Here's my answer (extended a little here to try and cover all bases), in case it helps anyone else going through the same process:

The i5-2400 will work with pretty much any socket 1155 motherboard, so you can look at the boards that were released with SandyBridge CPUs — for example, H61, H67, Z68 — as well as those that were released for IvyBridge CPUs, such as B75, H77, Z77.

Most board manufacturers have a CPU compatibility list for each board, so if you find a particular board, you should be able to confirm by searching for the make/model.

Given that they're not made any more, finding a "good" replacement might be tricky. As long as the motherboard has all the ports and sockets you need, it should do the job. In the general case, some of the factors that should be considered:

  • What sized case do you have? Physical size is imperative: An ATX motherboard won't fit in a micro-ATX sized case, for example. A board that is otherwise suitable must fit the case, otherwise it is pointless to consider it.
  • Number of and/or combination of PCI and PCIe slots required. All current motherboards have at least one PCIe x16 slot for a graphics card, and keep in mind that most graphics card take up at least two slots.
  • Number of RAM slots required. Some low-end boards only have 2 RAM slots — if you have more sticks than that it might mean you either have to reduce your amount of RAM, or buy a new kit with larger size per stick.
  • Number of SATA ports. Most drives (hard drives, DVDs, and SSDs) around in the socket 1155 timeframe used SATA as the connector type. Make sure the motherboard has enough SATA ports for all your drives.
  • Number of USB ports required. In addition the ports on the motherboard, consider what USB ports your case has. Any USB 3 ports will most likely require a USB 3 header on the motherboard, which are physically different sizes to USB 2 headers.
  • Number and type of onboard graphics ports. If not using a dedicated GPU, consider what types of onboard graphics connectors you need.
  • Number of fan headers. Required for case fans
  • Chipset matching to avoid confusing your operating system. You may want to attempt to match the existing board — by chipset and/or manufacturer — in order to reduce the risk of your operating system from "rejecting" the change.
  • Overclocking support. If overclocking with a 'K' CPU, choose a 'Z' chipset

Most DDR3 RAM will work with any board, but you can also try and confirm RAM compatibility either with the motherboard or RAM manufacturer's compatibility lists.

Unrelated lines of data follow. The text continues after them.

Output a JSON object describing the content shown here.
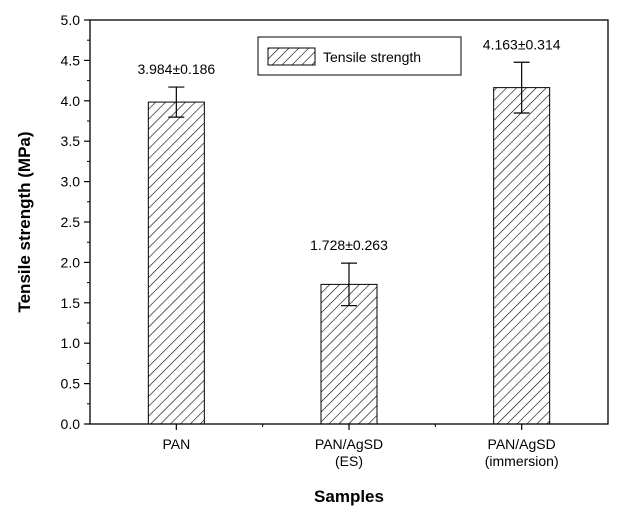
{
  "chart_data": {
    "type": "bar",
    "categories": [
      [
        "PAN"
      ],
      [
        "PAN/AgSD",
        "(ES)"
      ],
      [
        "PAN/AgSD",
        "(immersion)"
      ]
    ],
    "series": [
      {
        "name": "Tensile strength",
        "values": [
          3.984,
          1.728,
          4.163
        ],
        "errors": [
          0.186,
          0.263,
          0.314
        ],
        "data_labels": [
          "3.984±0.186",
          "1.728±0.263",
          "4.163±0.314"
        ]
      }
    ],
    "xlabel": "Samples",
    "ylabel": "Tensile strength (MPa)",
    "ylim": [
      0,
      5.0
    ],
    "yticks": [
      "0.0",
      "0.5",
      "1.0",
      "1.5",
      "2.0",
      "2.5",
      "3.0",
      "3.5",
      "4.0",
      "4.5",
      "5.0"
    ],
    "bar_fill": "hatched",
    "legend_position": "top-center",
    "grid": false,
    "colors": {
      "bar_stroke": "#000000",
      "hatch": "#000000",
      "background": "#ffffff"
    }
  }
}
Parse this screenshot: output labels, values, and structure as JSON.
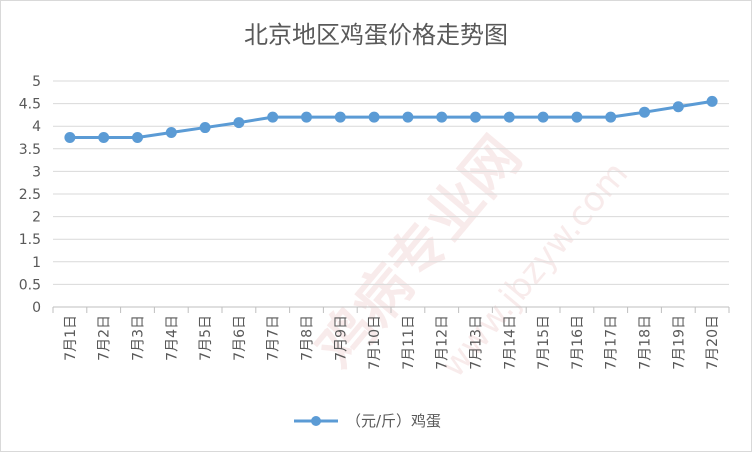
{
  "watermark": {
    "brand": "鸡病专业网",
    "url": "www.jbzyw.com"
  },
  "chart_data": {
    "type": "line",
    "title": "北京地区鸡蛋价格走势图",
    "categories": [
      "7月1日",
      "7月2日",
      "7月3日",
      "7月4日",
      "7月5日",
      "7月6日",
      "7月7日",
      "7月8日",
      "7月9日",
      "7月10日",
      "7月11日",
      "7月12日",
      "7月13日",
      "7月14日",
      "7月15日",
      "7月16日",
      "7月17日",
      "7月18日",
      "7月19日",
      "7月20日"
    ],
    "series": [
      {
        "name": "（元/斤）鸡蛋",
        "color": "#5b9bd5",
        "values": [
          3.75,
          3.75,
          3.75,
          3.86,
          3.97,
          4.08,
          4.2,
          4.2,
          4.2,
          4.2,
          4.2,
          4.2,
          4.2,
          4.2,
          4.2,
          4.2,
          4.2,
          4.31,
          4.43,
          4.55
        ]
      }
    ],
    "yticks": [
      "0",
      "0.5",
      "1",
      "1.5",
      "2",
      "2.5",
      "3",
      "3.5",
      "4",
      "4.5",
      "5"
    ],
    "ylim": [
      0,
      5
    ],
    "grid": true,
    "legend_position": "bottom"
  }
}
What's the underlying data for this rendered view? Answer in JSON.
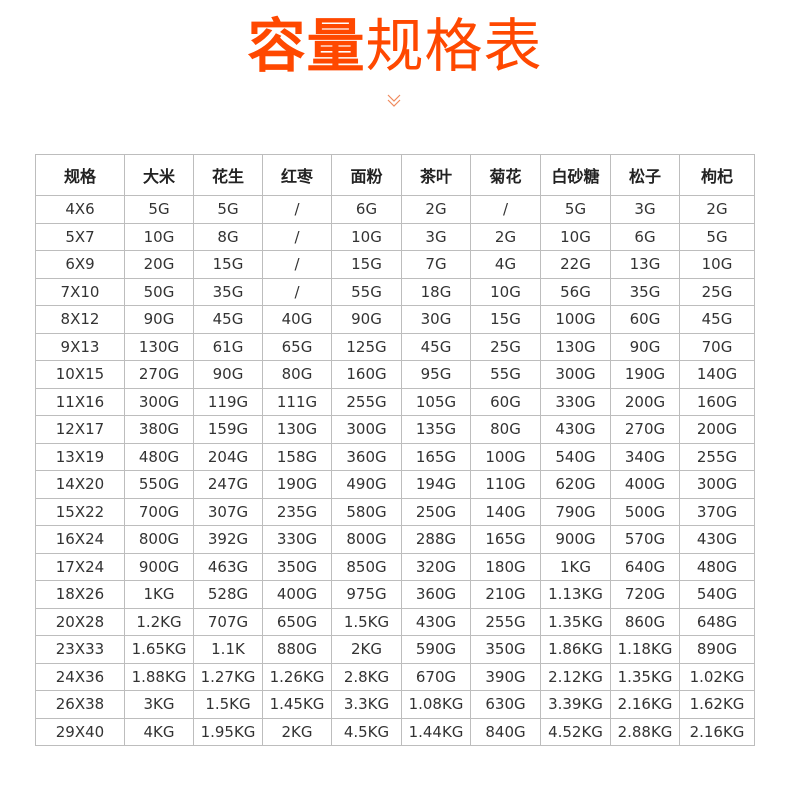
{
  "title": {
    "bold": "容量",
    "regular": "规格表"
  },
  "colors": {
    "accent": "#ff4800",
    "border": "#bdbdbd"
  },
  "icon": "double-chevron-down-icon",
  "table": {
    "headers": [
      "规格",
      "大米",
      "花生",
      "红枣",
      "面粉",
      "茶叶",
      "菊花",
      "白砂糖",
      "松子",
      "枸杞"
    ],
    "rows": [
      [
        "4X6",
        "5G",
        "5G",
        "/",
        "6G",
        "2G",
        "/",
        "5G",
        "3G",
        "2G"
      ],
      [
        "5X7",
        "10G",
        "8G",
        "/",
        "10G",
        "3G",
        "2G",
        "10G",
        "6G",
        "5G"
      ],
      [
        "6X9",
        "20G",
        "15G",
        "/",
        "15G",
        "7G",
        "4G",
        "22G",
        "13G",
        "10G"
      ],
      [
        "7X10",
        "50G",
        "35G",
        "/",
        "55G",
        "18G",
        "10G",
        "56G",
        "35G",
        "25G"
      ],
      [
        "8X12",
        "90G",
        "45G",
        "40G",
        "90G",
        "30G",
        "15G",
        "100G",
        "60G",
        "45G"
      ],
      [
        "9X13",
        "130G",
        "61G",
        "65G",
        "125G",
        "45G",
        "25G",
        "130G",
        "90G",
        "70G"
      ],
      [
        "10X15",
        "270G",
        "90G",
        "80G",
        "160G",
        "95G",
        "55G",
        "300G",
        "190G",
        "140G"
      ],
      [
        "11X16",
        "300G",
        "119G",
        "111G",
        "255G",
        "105G",
        "60G",
        "330G",
        "200G",
        "160G"
      ],
      [
        "12X17",
        "380G",
        "159G",
        "130G",
        "300G",
        "135G",
        "80G",
        "430G",
        "270G",
        "200G"
      ],
      [
        "13X19",
        "480G",
        "204G",
        "158G",
        "360G",
        "165G",
        "100G",
        "540G",
        "340G",
        "255G"
      ],
      [
        "14X20",
        "550G",
        "247G",
        "190G",
        "490G",
        "194G",
        "110G",
        "620G",
        "400G",
        "300G"
      ],
      [
        "15X22",
        "700G",
        "307G",
        "235G",
        "580G",
        "250G",
        "140G",
        "790G",
        "500G",
        "370G"
      ],
      [
        "16X24",
        "800G",
        "392G",
        "330G",
        "800G",
        "288G",
        "165G",
        "900G",
        "570G",
        "430G"
      ],
      [
        "17X24",
        "900G",
        "463G",
        "350G",
        "850G",
        "320G",
        "180G",
        "1KG",
        "640G",
        "480G"
      ],
      [
        "18X26",
        "1KG",
        "528G",
        "400G",
        "975G",
        "360G",
        "210G",
        "1.13KG",
        "720G",
        "540G"
      ],
      [
        "20X28",
        "1.2KG",
        "707G",
        "650G",
        "1.5KG",
        "430G",
        "255G",
        "1.35KG",
        "860G",
        "648G"
      ],
      [
        "23X33",
        "1.65KG",
        "1.1K",
        "880G",
        "2KG",
        "590G",
        "350G",
        "1.86KG",
        "1.18KG",
        "890G"
      ],
      [
        "24X36",
        "1.88KG",
        "1.27KG",
        "1.26KG",
        "2.8KG",
        "670G",
        "390G",
        "2.12KG",
        "1.35KG",
        "1.02KG"
      ],
      [
        "26X38",
        "3KG",
        "1.5KG",
        "1.45KG",
        "3.3KG",
        "1.08KG",
        "630G",
        "3.39KG",
        "2.16KG",
        "1.62KG"
      ],
      [
        "29X40",
        "4KG",
        "1.95KG",
        "2KG",
        "4.5KG",
        "1.44KG",
        "840G",
        "4.52KG",
        "2.88KG",
        "2.16KG"
      ]
    ]
  }
}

The i5-2400 which has limited overclocking potential is a little easier to source a replacement that for an overclockable 'K' CPU. In the latter case, the Z68 or Z77 boards are the best choice as they support overclocking.

2nd hand is most likely a cost-effective option if you can find one. Some socket 1155 boards are still available at online stores, so you could check Newegg, Amazon, and similar places. Alternatively, you could call a few local computers stores to see if by chance they've got old stock.

As an example of the process: here's a listing for the Gigabyte B75M-D3H at Amazon. The CPU support list shows that the i5-2400 is supported. It has 4 RAM slots, and after the GPU is in will have a PCI and PCIe slot free. It is only micro-ATX sized, so should fit all but the smallest cases.

When replacing, if you change the make and model of the board, you may have difficulty booting your OS with the updated board. This depends what OS you're using, and how different the replacement board is as far as drivers go. Windows traditionally hates hardware being replaced, and may refuse to boot; if you were using, say, Linux it would most likely just work. So keep that in mind that some recovery — or worst-case, a reinstall — of the OS might be required. Finding an exact model motherboard should avoid this issue; finding a similar chipset should reduce the risk of boot issues (but licensing issues may still need to be dealt with).

During the replacement process, after removing the heatsink, clean existing thermal paste from the CPU and heatsink using isopropyl alcohol. Reapply fresh paste before putting the cooler back on the CPU when it's installed in the new motherboard.

(As an aside, confirming that a motherboard fault is the problem — and not something else like a dead power supply — is a worthwhile activity to go through first).